Pay attention, because when all of the cats are finally ready to roam freely together in the home, you will need to relocate or add feeding stations, litter boxes, cat beds, and perches throughout the home.
CHECKLIST OF THINGS TO REMEMBER DURING THE VISUAL INTRODUCTION PROCESS
Be prepared to go very slowly, at the cats’ preferred pace.
Keep the cats far enough apart that they remain comfortable. For some cats this may mean twenty-five feet (or more) in the beginning. I do NOT recommend letting them view each other through a crack in a door—only inches away. Clients have tried this on their own and the result was nuclear.
End each viewing session before the cats show any signs of agitation or anxiety. In other words, end the viewing while things are going well.
Let the cats see each other only under your supervision, especially if the process has not been entirely smooth.
Use food, treats, and toys to create positive associations and improve the cats’ moods.
Use toys as positive distractions to interrupt burgeoning misbehavior.
Never punish or reprimand.
Continue to maintain the group-scent daily.
If your cats hiss or growl at any time in the process, you have moved too quickly for them. They are either too close together or your viewing sessions are lasting too long, or both. Move forward with longer viewing sessions and increasing proximity to one another only when no one is showing signs of stress. If your cats hiss, growl, or show signs of stress (tails flicking, ears back, and other warning signs of aggression; see Chapter 7), you will need to go back a step and proceed very slowly, always pairing food and play time with viewing sessions to help the cats build up positive associations with one another. Your cats will let you know when you’ve moved too quickly.
If cats are posturing aggressively or showing other signs of being about to attack, see Chapter 7 for what to do when you see signs of imminent aggression, and also for tips on what to do if a fight actually breaks out and you need to separate them.

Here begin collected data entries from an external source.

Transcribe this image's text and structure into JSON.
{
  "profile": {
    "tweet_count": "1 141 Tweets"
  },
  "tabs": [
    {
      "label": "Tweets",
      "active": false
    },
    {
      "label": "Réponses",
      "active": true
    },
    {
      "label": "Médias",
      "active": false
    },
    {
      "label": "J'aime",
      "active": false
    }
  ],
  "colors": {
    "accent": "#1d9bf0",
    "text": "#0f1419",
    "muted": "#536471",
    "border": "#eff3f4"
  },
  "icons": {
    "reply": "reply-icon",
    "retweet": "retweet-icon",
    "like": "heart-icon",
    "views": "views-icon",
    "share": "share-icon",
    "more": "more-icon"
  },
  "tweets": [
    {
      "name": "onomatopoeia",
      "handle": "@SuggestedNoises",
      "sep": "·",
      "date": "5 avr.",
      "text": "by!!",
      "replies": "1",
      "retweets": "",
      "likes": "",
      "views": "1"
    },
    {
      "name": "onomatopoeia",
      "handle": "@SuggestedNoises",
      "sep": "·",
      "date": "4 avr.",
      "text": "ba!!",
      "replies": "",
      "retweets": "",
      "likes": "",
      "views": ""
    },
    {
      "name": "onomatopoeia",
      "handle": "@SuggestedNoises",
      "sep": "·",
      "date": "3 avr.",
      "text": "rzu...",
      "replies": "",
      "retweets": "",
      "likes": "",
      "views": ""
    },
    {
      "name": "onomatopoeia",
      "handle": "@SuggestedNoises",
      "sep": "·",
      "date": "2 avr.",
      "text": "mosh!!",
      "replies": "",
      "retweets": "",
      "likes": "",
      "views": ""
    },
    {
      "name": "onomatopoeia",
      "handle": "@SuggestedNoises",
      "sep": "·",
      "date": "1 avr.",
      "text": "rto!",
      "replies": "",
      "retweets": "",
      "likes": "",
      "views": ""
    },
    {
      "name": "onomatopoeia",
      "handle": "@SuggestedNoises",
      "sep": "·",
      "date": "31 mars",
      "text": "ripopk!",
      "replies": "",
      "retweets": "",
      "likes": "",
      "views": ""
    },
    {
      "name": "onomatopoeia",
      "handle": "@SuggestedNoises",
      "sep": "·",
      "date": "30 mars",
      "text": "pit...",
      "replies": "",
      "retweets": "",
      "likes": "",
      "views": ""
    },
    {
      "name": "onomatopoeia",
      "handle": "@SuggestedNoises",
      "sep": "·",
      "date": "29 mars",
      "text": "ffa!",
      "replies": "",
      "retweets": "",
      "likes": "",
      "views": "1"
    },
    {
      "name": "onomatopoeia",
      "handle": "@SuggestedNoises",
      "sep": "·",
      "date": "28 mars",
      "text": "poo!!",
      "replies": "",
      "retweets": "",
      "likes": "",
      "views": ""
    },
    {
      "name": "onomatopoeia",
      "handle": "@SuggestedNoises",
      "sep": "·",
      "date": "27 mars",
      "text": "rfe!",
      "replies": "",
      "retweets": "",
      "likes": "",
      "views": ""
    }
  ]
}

If you experience difficulty with the introduction or reintroduction, be sure you have given each step a few weeks’ time. If you have been trying to introduce cats who were once strangers to each other and are having difficulty, let them see each other only through a barrier and follow the barrier-related instructions. If you did so and one cat is still highly reactive, or if you made a mistake that you fear began a negative dynamic, it could be time to consult a cat behaviorist or consider consulting with your vet about using temporary drug therapy to help calm an aggressive cat and enhance the confidence of a timid cat. For an advanced technique that adds a bit more complexity but further assures success, see Appendix A to read about clicker training as a way of rewarding good behavior.